The present study has several limitations worthy of additional discussion. First, while the response rate from surveyed nurses is 30.0%, previously-published results suggest minimal, non-significant differences in demographic characteristics between respondents and non-respondents (17). However, the possibility of differing perceptions on studied variables in non-responders cannot be excluded. Second, this report is informed solely by surveyed nurse informants without the verification of actual turnover in the practices. Historically, intention to leave is strongly associated with actual job termination (14). Finally, the number of respondents did not permit a multi-level modeling approach. Instead, models were adjusted for clustering using generalized estimating equations. These limitations are presented alongside one of the largest published studies to date that focus on PEs in the high-risk, high-volume ambulatory oncology setting, where nurses deliver the majority of care.
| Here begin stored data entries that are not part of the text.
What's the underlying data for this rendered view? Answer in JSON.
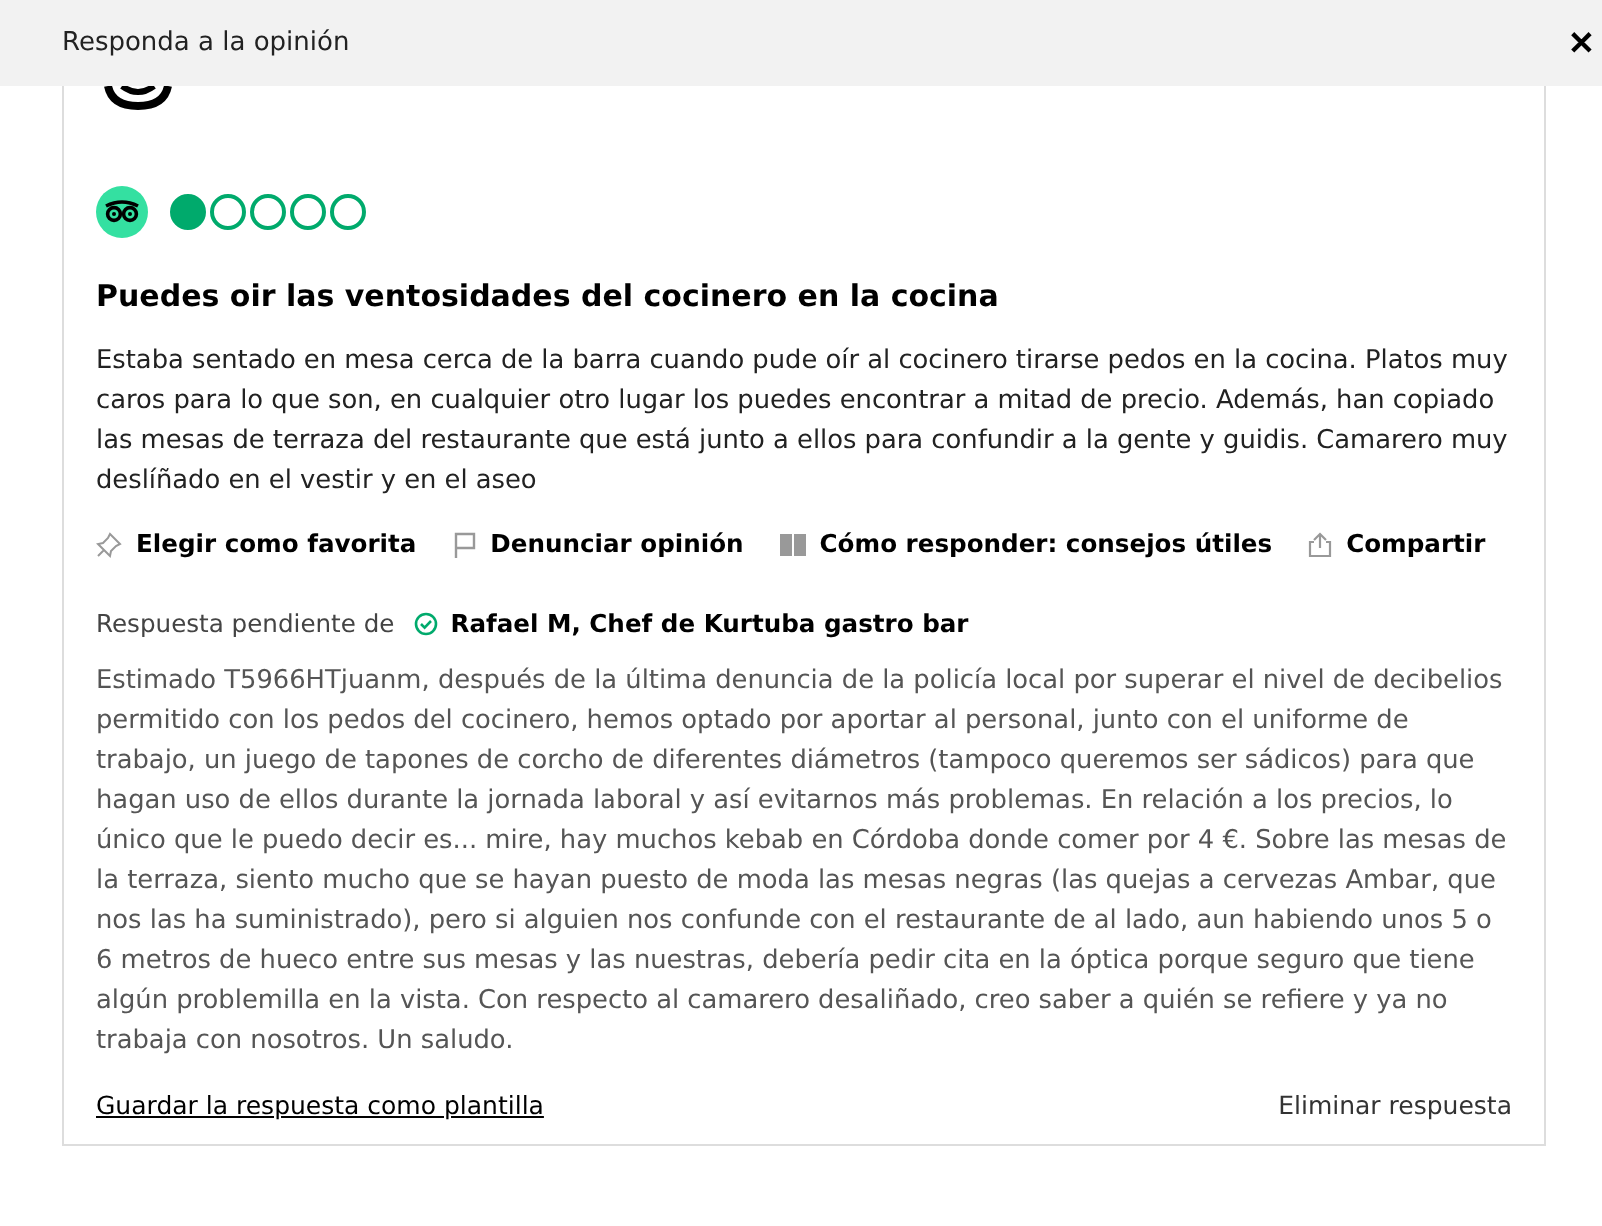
{
  "dialog": {
    "title": "Responda a la opinión",
    "close": "✕"
  },
  "review": {
    "stars": 1,
    "title": "Puedes oir las ventosidades del cocinero en la cocina",
    "text": "Estaba sentado en mesa cerca de la barra cuando pude oír al cocinero tirarse pedos en la cocina. Platos muy caros para lo que son, en cualquier otro lugar los puedes encontrar a mitad de precio. Además, han copiado las mesas de terraza del restaurante que está junto a ellos para confundir a la gente y guidis. Camarero muy deslíñado en el vestir y en el aseo"
  },
  "actions": [
    {
      "kind": "pin",
      "label": "Elegir como favorita"
    },
    {
      "kind": "flag",
      "label": "Denunciar opinión"
    },
    {
      "kind": "book",
      "label": "Cómo responder: consejos útiles"
    },
    {
      "kind": "share",
      "label": "Compartir"
    }
  ],
  "response": {
    "label": "Respuesta pendiente de",
    "author": "Rafael M, Chef de Kurtuba gastro bar",
    "verified": true,
    "text": "Estimado T5966HTjuanm, después de la última denuncia de la policía local por superar el nivel de decibelios permitido con los pedos del cocinero, hemos optado por aportar al personal, junto con el uniforme de trabajo, un juego de tapones de corcho de diferentes diámetros (tampoco queremos ser sádicos) para que hagan uso de ellos durante la jornada laboral y así evitarnos más problemas. En relación a los precios, lo único que le puedo decir es... mire, hay muchos kebab en Córdoba donde comer por 4 €. Sobre las mesas de la terraza, siento mucho que se hayan puesto de moda las mesas negras (las quejas a cervezas Ambar, que nos las ha suministrado), pero si alguien nos confunde con el restaurante de al lado, aun habiendo unos 5 o 6 metros de hueco entre sus mesas y las nuestras, debería pedir cita en la óptica porque seguro que tiene algún problemilla en la vista. Con respecto al camarero desaliñado, creo saber a quién se refiere y ya no trabaja con nosotros. Un saludo.",
    "save": "Guardar la respuesta como plantilla",
    "delete": "Eliminar respuesta"
  }
}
Implications for Practice, Policy, and Leadership

The study results address directly 2 prominent policy statements by the IOM report on nursing and the National Cancer Policy Board workshop on the oncology workforce (2, 8). To optimize care for patients receiving chemotherapy, retention of existing oncology nurses is a top priority. To promote job satisfaction and retention, staffing and resources must be adequate to meet daily patient care responsibilities. Because of the unpredictable nature of ambulatory patient care and the absence of national benchmarks, additional research is needed to elucidate how to develop and staff ambulatory oncology settings to optimize patient outcomes. Currently, managers can assess workloads from staff and implement changes to improve the efficiency of personnel deployment to meet patient care needs. To increase nurse participation in practice affairs, managers and physicians can establish advisory councils to review policies, procedures, and equipment selection. Practice administrators should recognize the importance of strong nursing leadership on front-line staff satisfaction, and provide the necessary training and support to managers who supervise clinical areas. Taken together, these strategies that derive from empirical findings are likely to retain oncology nurses and minimize the impact of turnover on the pressing shortage of oncology providers.


This research was supported in part by a Pathway to Independence award from the National Institute of Nursing Research, National Institutes of Health (R00 NR01570) and through a University of Michigan Comprehensive Cancer Center Support Grant (5 P30 CA46592).


The authors report no conflicts of interest.